A ameaça de Lula existiu exatamente em consequência deste fracasso colossal de
sua política macroeconômica. Sua política externa submissa aos interesses
norte-americanos, apesar de algumas declarações críticas, ligava nossas
exportações a uma economia decadente e um mercado já copado. A recusa dos seus
neoliberais de promover uma política industrial na qual o Estado apoiava e
orientava nossas exportações.
A
loucura do endividamento interno colossal. A impossibilidade de realizar
inversões públicas apesar dos enormes recursos obtidos com a venda de uns 100
bilhões de dólares de empresas brasileiras. Os juros mais altos do mundo que
inviabilizava e ainda inviabiliza a competitividade de qualquer empresa. Enfim,
UM FRACASSO ECONOMICO ROTUNDO que se traduzia nos mais altos índices de risco
do mundo, mesmo tratando-se de avaliadoras amigas. Uma dívida sem dinheiro para
pagar… Fernando, o Lula não era ameaça de caos. Você era o caos. E o povo
brasileiro correu tranquilamente o risco de eleger um torneiro mecânico e um
partido de agitadores, segundo a avaliação de vocês, do que continuar a
aventura econômica que você e seu partido criou para este país.
Gostaria
de destacar a qualidade do seu governo em algum campo mas não posso fazê-lo nem
no campo cultural para o qual foi chamado o nosso querido Francisco Weffort
(neste então secretário geral do PT) e não criou um só museu, uma só campanha
significativa. Que vergonha foi a comemoração dos 500 anos da “descoberta do
Brasil”. E no plano educacional onde você não criou uma só universidade e
entrou em choque com a maioria dos professores universitários sucateados em
seus salários e em seu prestígio profissional.
Não
Fernando, não posso reconhecer nada que não pudesse ser feito por um medíocre
presidente.Lamento muito o destino do Serra. Se ele não ganhar esta eleição vai
ficar sem mandato, mas esta é a política. Vocês vão ter que revisar
profundamente esta tentativa de encerrar a Era Vargas com a qual se identifica
tão fortemente nosso povo. E terão que pensar que o capitalismo dependente que
São Paulo construiu não é o que o povo brasileiro quer. E por mais que vocês
tenham alcançado o domínio da imprensa brasileira, devido suas alianças
internacionais e nacionais, está claro que isto não poderia assegurar ao PSDB
um governo querido pelo nosso povo.
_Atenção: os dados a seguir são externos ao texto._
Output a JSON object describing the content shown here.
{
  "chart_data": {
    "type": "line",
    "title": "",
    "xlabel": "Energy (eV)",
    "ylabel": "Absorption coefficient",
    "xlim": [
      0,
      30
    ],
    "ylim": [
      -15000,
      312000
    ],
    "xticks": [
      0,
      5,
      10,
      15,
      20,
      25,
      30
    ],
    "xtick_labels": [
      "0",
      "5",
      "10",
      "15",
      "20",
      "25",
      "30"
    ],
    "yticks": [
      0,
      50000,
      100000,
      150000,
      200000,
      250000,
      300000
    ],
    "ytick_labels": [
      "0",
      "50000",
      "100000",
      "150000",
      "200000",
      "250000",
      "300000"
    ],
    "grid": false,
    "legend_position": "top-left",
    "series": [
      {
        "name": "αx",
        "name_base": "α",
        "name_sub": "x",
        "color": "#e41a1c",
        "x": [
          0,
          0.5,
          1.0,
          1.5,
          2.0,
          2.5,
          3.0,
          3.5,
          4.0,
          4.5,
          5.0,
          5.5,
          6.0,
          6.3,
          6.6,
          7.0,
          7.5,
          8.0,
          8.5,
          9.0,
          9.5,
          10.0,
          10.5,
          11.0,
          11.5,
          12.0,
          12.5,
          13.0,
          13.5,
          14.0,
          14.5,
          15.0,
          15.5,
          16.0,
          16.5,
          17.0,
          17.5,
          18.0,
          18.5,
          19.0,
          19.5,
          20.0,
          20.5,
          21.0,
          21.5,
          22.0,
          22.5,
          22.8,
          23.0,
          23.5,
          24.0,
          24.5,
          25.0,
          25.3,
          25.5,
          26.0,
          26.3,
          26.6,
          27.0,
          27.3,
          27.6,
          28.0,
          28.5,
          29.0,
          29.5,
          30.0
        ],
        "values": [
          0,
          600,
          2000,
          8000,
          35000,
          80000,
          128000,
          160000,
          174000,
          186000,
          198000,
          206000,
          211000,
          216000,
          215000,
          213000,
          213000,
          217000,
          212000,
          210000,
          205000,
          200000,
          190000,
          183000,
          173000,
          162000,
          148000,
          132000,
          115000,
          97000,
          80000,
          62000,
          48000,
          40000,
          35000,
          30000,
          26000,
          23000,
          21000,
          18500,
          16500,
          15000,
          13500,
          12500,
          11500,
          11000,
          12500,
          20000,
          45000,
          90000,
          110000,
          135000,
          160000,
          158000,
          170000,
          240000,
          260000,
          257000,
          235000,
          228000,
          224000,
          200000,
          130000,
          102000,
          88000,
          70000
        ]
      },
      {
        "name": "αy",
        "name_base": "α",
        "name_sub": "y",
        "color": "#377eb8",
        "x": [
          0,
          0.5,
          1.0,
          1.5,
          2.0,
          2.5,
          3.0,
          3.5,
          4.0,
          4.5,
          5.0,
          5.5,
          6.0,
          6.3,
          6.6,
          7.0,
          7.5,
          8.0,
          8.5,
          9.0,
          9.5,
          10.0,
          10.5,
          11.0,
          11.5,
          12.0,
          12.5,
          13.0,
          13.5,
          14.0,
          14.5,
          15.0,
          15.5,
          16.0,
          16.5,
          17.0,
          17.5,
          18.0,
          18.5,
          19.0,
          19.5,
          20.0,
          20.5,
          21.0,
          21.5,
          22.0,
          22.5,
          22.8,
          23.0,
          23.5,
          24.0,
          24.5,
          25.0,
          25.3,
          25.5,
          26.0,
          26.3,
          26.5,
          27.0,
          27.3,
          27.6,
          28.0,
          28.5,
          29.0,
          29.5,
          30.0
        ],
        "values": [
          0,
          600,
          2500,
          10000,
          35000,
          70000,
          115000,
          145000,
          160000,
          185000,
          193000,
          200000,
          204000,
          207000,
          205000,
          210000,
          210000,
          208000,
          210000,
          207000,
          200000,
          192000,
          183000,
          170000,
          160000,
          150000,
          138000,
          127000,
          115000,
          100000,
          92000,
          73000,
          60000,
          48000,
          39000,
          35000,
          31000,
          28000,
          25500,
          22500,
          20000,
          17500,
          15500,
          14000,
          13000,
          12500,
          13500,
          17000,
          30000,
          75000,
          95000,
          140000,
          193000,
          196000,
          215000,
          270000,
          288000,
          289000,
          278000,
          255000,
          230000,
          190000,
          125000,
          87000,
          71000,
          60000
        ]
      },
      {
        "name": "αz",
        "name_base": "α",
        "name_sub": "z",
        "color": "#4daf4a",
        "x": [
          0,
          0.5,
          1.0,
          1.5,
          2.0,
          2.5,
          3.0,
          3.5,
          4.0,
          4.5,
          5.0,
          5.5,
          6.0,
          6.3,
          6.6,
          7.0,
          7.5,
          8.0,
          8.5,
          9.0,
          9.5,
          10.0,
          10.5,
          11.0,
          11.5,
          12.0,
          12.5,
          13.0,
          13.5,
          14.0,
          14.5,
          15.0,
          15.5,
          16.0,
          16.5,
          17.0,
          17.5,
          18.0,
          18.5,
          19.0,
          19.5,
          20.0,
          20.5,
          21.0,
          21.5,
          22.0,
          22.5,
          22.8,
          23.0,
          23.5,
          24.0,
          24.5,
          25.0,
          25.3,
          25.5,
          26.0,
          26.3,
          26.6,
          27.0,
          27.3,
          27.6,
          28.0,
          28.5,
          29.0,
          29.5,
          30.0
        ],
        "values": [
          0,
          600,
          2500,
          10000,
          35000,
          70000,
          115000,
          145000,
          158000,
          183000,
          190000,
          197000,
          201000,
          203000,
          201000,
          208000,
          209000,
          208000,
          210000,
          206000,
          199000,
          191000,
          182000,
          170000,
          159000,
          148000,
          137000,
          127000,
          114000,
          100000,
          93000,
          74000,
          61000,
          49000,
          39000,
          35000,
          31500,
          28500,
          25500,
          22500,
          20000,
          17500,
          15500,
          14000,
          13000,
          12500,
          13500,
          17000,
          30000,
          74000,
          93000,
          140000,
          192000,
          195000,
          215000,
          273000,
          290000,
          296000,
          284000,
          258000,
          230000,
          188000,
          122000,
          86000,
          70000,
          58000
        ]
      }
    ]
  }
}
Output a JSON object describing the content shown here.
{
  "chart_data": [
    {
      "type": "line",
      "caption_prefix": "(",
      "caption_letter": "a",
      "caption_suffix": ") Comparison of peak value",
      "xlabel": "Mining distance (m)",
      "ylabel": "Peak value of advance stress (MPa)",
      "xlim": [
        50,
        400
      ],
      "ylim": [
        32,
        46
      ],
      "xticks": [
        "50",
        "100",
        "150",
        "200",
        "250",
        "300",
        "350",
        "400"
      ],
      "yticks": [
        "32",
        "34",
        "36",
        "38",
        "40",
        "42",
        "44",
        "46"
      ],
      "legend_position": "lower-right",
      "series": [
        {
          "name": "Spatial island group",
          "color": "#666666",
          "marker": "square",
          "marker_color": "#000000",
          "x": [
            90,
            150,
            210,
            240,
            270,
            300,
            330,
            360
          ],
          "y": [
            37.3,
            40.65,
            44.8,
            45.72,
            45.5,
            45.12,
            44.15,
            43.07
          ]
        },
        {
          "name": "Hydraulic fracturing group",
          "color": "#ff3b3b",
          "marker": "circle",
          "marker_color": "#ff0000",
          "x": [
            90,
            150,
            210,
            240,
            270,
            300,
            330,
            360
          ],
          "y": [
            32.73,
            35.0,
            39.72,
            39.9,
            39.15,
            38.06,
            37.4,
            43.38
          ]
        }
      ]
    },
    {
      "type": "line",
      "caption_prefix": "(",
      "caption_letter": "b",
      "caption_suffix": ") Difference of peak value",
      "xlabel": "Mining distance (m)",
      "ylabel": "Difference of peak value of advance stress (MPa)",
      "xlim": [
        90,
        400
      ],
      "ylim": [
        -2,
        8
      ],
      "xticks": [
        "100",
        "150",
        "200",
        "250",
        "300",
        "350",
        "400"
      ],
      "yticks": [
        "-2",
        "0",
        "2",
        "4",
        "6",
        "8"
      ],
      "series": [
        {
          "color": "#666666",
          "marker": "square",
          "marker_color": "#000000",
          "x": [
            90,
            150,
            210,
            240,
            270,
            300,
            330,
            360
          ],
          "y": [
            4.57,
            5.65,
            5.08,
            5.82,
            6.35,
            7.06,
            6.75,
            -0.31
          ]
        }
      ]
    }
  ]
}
Vocês vão ficar na nossa história com um
episódio de reação contra o verdadeiro progresso que Dilma nos promete
aprofundar. Ela nos disse que a luta contra a desigualdade é o verdadeiro
fundamento de uma política progressista.
E
dessa política vocês estão fora. Apesar de tudo isto, me dá pena colocar em
choque tão radical uma velha amizade. Apesar deste caminho tão equivocado, eu
ainda gosto de vocês ( e tenho a melhor recordação de Ruth) mas quero vocês
longe do poder no Brasil. Como a grande maioria do povo brasileiro. Poderemos
bater um papo inocente em algum congresso internacional se é que vocês algum
dia voltarão a frequentar este mundo dos intelectuais afastados das lides do
poder.
Com
a melhor disposição possível, mas com amor à verdade, me despeço.